Three pearl-white Xiphons emerged from the storm behind it, like shining tulwars cutting through dark silk. The formation tightened, bearing down on the Ghost, engines thrumming in unison.
‘Ha! You thought I was alone!’ Khulan barked, words mixed with joy and laughter. He saw it in the xenos craft’s faltering momentum, the hesitation as the Crimson Ghost realised its mistake — vectoring hard for the cloud bank as the Legion Lightnings and Jubae’s Xiphon unleashed a barrage of las-fire and missiles.
Khulan spun his Xiphon in a near-impossible turn, anticipating his brothers’ flight paths, as the sky flurried to life with crimson streaks of quad-lasers. The first strafe sheared off the Aeldari’s wing. The second ruptured its hull, sending the craft into a downward spiral.

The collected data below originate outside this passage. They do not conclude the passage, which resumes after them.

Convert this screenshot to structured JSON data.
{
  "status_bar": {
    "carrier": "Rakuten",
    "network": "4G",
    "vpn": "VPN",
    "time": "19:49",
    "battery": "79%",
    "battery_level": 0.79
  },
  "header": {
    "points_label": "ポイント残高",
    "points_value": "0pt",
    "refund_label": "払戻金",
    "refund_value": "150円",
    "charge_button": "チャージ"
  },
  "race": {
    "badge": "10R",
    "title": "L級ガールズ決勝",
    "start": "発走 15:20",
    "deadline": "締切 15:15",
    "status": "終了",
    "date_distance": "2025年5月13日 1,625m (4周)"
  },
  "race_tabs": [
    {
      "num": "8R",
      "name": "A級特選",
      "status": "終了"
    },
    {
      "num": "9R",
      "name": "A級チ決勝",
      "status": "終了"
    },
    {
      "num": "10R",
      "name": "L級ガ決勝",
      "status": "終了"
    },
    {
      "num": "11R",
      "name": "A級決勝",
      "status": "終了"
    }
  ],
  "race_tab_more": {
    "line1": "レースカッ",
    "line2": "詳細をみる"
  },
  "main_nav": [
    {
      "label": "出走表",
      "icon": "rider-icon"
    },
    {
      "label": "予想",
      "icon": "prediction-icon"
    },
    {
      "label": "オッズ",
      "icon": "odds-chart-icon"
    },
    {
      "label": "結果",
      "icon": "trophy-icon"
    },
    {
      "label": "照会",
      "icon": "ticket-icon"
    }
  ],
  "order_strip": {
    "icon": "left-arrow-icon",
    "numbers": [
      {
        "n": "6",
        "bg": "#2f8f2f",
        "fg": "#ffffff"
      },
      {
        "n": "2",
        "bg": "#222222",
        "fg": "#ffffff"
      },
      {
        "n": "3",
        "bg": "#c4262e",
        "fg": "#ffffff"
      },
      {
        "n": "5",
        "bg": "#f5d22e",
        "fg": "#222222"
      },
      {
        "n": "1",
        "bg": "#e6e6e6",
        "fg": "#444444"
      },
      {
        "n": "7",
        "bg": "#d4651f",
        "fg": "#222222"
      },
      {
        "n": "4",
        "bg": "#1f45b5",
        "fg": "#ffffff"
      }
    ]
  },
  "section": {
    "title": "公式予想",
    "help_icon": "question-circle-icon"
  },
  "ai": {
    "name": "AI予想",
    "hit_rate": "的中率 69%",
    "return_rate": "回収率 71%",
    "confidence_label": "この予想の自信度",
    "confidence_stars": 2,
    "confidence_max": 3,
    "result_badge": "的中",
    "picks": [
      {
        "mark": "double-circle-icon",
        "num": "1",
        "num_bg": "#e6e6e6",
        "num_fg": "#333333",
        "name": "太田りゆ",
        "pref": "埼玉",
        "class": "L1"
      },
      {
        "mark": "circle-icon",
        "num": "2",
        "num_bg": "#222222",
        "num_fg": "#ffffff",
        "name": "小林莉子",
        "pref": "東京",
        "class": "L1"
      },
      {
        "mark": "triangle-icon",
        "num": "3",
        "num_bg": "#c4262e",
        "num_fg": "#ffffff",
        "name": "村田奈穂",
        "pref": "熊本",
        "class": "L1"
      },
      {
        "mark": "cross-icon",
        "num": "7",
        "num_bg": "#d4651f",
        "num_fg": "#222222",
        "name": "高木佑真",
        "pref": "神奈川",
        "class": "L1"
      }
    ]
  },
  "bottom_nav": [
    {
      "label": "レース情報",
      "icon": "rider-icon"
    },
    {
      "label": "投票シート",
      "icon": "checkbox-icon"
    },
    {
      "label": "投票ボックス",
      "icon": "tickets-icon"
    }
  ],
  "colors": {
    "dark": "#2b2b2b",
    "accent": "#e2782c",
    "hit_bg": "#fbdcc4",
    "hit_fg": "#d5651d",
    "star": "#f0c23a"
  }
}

The squadron adjusted their trajectories, encircling him, the hunt complete. Khulan felt the way his brothers’ engines harmonised with his own — a brotherhood of the storm.
‘Farewell, Ghost,’ he murmured as the Aeldari craft smashed into the jagged rocks. Khulan eased back on his throttle, the wind howling around him. His gaze swept across the azure expanse, stillness settling deep within him.
‘Well flown, brother,’ came Jubae’s voice over the comm, warmth and pride clear in its Chogorian-accented Gothic.
‘A worthy hunt,’ Khulan replied, eyes drifting back to the storm’s edge, where lightning still danced, ‘and a good deception with that false nosedive.’
‘Ha! Yes, close, but the detonation-charges made a good impression on the mountainside,’ Jubae chuckled over the vox. ‘The skies of Syberis-VII belong to mankind once more.’
Together, they ascended toward the stratosphere. Khulan glanced at the familiar glyphs etched into his canopy. They spoke of honour, the eternal chase, and the joy of the hunt. There would always be another hunt — another challenge. And he would be there to answer it.
For they were White Scars. And like the Warhawk in the endless sky, their soaring spirits knew no limits.